Cohesive? Not particularly. Impressive and frequently fascinating? Yes. The lyrics, which often seem like the product of someone on an acid trip, can be as impenetrable as they are poetic, and you’d have to have pretty diverse tastes to fall for the entire program, which ranges from guitar-based rock to moody ballads to lush pop to Renaissance music. But this reissue—which couples the 1969 release with five instrumental demos—is worth a listen. Not all of the experiments pay off but there are moments of beauty on tracks such as “Three Ravens.” At worst, the album will give you a taste of just how much studio experimentation went down in the 60s. At best, you’ll join the cult.

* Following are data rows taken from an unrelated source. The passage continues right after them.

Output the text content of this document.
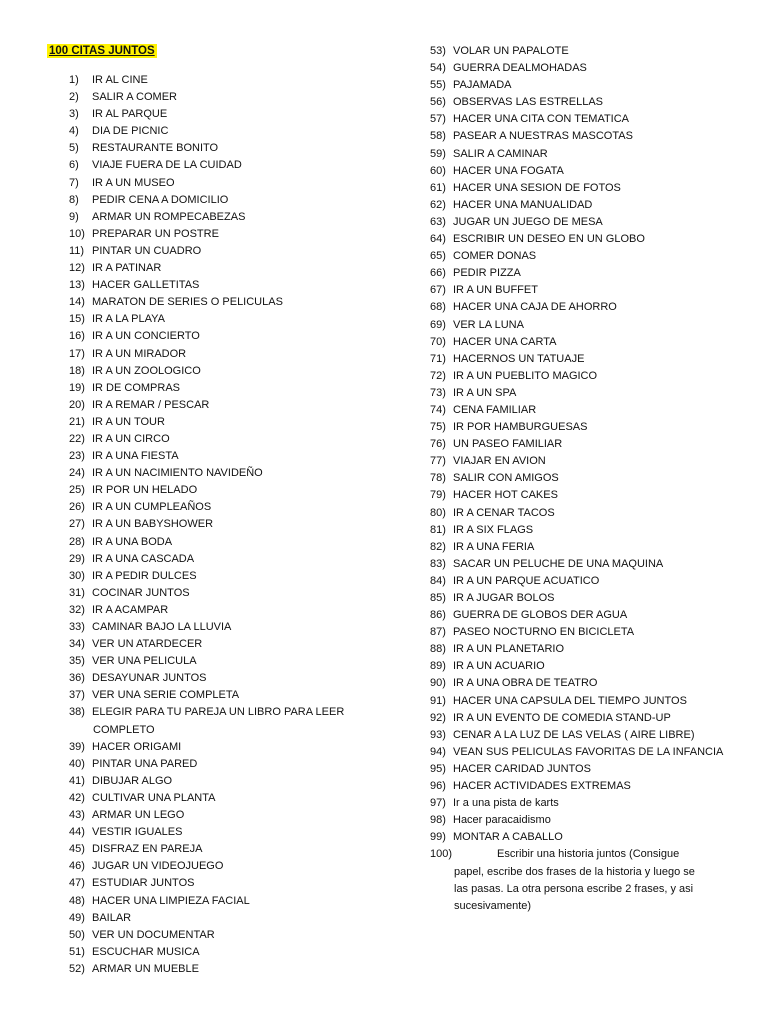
100 CITAS JUNTOS
1) IR AL CINE
2) SALIR A COMER
3) IR AL PARQUE
4) DIA DE PICNIC
5) RESTAURANTE BONITO
6) VIAJE FUERA DE LA CUIDAD
7) IR A UN MUSEO
8) PEDIR CENA A DOMICILIO
9) ARMAR UN ROMPECABEZAS
10) PREPARAR UN POSTRE
11) PINTAR UN CUADRO
12) IR A PATINAR
13) HACER GALLETITAS
14) MARATON DE SERIES O PELICULAS
15) IR A LA PLAYA
16) IR A UN CONCIERTO
17) IR A UN MIRADOR
18) IR A UN ZOOLOGICO
19) IR DE COMPRAS
20) IR A REMAR / PESCAR
21) IR A UN TOUR
22) IR A UN CIRCO
23) IR A UNA FIESTA
24) IR A UN NACIMIENTO NAVIDEÑO
25) IR POR UN HELADO
26) IR A UN CUMPLEAÑOS
27) IR A UN BABYSHOWER
28) IR A UNA BODA
29) IR A UNA CASCADA
30) IR A PEDIR DULCES
31) COCINAR JUNTOS
32) IR A ACAMPAR
33) CAMINAR BAJO LA LLUVIA
34) VER UN ATARDECER
35) VER UNA PELICULA
36) DESAYUNAR JUNTOS
37) VER UNA SERIE COMPLETA
38) ELEGIR PARA TU PAREJA UN LIBRO PARA LEER
COMPLETO
39) HACER ORIGAMI
40) PINTAR UNA PARED
41) DIBUJAR ALGO
42) CULTIVAR UNA PLANTA
43) ARMAR UN LEGO
44) VESTIR IGUALES
45) DISFRAZ EN PAREJA
46) JUGAR UN VIDEOJUEGO
47) ESTUDIAR JUNTOS
48) HACER UNA LIMPIEZA FACIAL
49) BAILAR
50) VER UN DOCUMENTAR
51) ESCUCHAR MUSICA
52) ARMAR UN MUEBLE
53) VOLAR UN PAPALOTE
54) GUERRA DEALMOHADAS
55) PAJAMADA
56) OBSERVAS LAS ESTRELLAS
57) HACER UNA CITA CON TEMATICA
58) PASEAR A NUESTRAS MASCOTAS
59) SALIR A CAMINAR
60) HACER UNA FOGATA
61) HACER UNA SESION DE FOTOS
62) HACER UNA MANUALIDAD
63) JUGAR UN JUEGO DE MESA
64) ESCRIBIR UN DESEO EN UN GLOBO
65) COMER DONAS
66) PEDIR PIZZA
67) IR A UN BUFFET
68) HACER UNA CAJA DE AHORRO
69) VER LA LUNA
70) HACER UNA CARTA
71) HACERNOS UN TATUAJE
72) IR A UN PUEBLITO MAGICO
73) IR A UN SPA
74) CENA FAMILIAR
75) IR POR HAMBURGUESAS
76) UN PASEO FAMILIAR
77) VIAJAR EN AVION
78) SALIR CON AMIGOS
79) HACER HOT CAKES
80) IR A CENAR TACOS
81) IR A SIX FLAGS
82) IR A UNA FERIA
83) SACAR UN PELUCHE DE UNA MAQUINA
84) IR A UN PARQUE ACUATICO
85) IR A JUGAR BOLOS
86) GUERRA DE GLOBOS DER AGUA
87) PASEO NOCTURNO EN BICICLETA
88) IR A UN PLANETARIO
89) IR A UN ACUARIO
90) IR A UNA OBRA DE TEATRO
91) HACER UNA CAPSULA DEL TIEMPO JUNTOS
92) IR A UN EVENTO DE COMEDIA STAND-UP
93) CENAR A LA LUZ DE LAS VELAS ( AIRE LIBRE)
94) VEAN SUS PELICULAS FAVORITAS DE LA INFANCIA
95) HACER CARIDAD JUNTOS
96) HACER ACTIVIDADES EXTREMAS
97) Ir a una pista de karts
98) Hacer paracaidismo
99) MONTAR A CABALLO
100)	Escribir una historia juntos (Consigue
papel, escribe dos frases de la historia y luego se
las pasas. La otra persona escribe 2 frases, y asi
sucesivamente)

Girls on Grass, Girls on Grass. Though this Brooklyn-based quartet includes two guys, bassist Dave Mandi and guitarist Sean Eden, they stick to their instruments on this high-octane debut CD while drummer Nancy Polstein and guitarist Barbara Endies share vocal chores. On some of the tracks, they flirt with Americana and country; but when they rock, which is most of the time, they sound redolent of the Go-Gos and early Bangles. There’s also a rawness and punk sensibility to the vocals, guitar work, and production that reminds me of the first Blondie album.
Jeremiah Johnson Band, Blues Heart Attack. Though I find the all-original blues-rock program here uneven, the soulful vocals and blistering guitar work that characterize the best of it are potent enough to jumpstart any party. The St. Louis-based trio features its namesake on guitar and lead vocals, plus Jeff Girardier on bass and Benet Schaeffer on drums. Augmenting their sound are a keyboard player and a hot saxophonist. Check out the guitar pyrotechnics on tracks like “Skip That Stone,” which recalls the Allman Brothers on a good night.
Various artists, Afterschool Special: The 123s of Kid Soul. As artists ranging from Frankie Lymon to the Jackson 5 have proved, you don’t have to be old enough to vote to produce good soul music. OK, so there’s a hint of bubblegum in much of this anthology of little-known preadolescent soul groups, but so what? The music is bright, danceable, and well sung. Highlights on the 19-song program include the catchy “Runnin’ Wild (Ain’t Gonna Help You),” by Scott Three, which reminds me of Jay & the Techniques; the Bennetts’ soulful ballad, “I Want a Little Girl”; and a version of Gil Scott-Heron’s vintage “The Revolution Will Not Be Televised” that sounds surprisingly well suited to a group of youngsters who call themselves the Brother’s Rap.
Shane Alexander, Bliss. Alexander has been recording since 2005, but the self-produced Bliss, his atmospheric sixth album, is the first I’ve heard from him. The West Coast folk/rock here is more commercial than innovative but that said, it has notable strengths, starting with Alexander’s sweet tenor, acoustic guitar work, and catchy, well-hooked songs, which flow seamlessly into one another. When I get to the end of the last track, the delicate and seductive title tune, I’m inclined to hit “repeat.”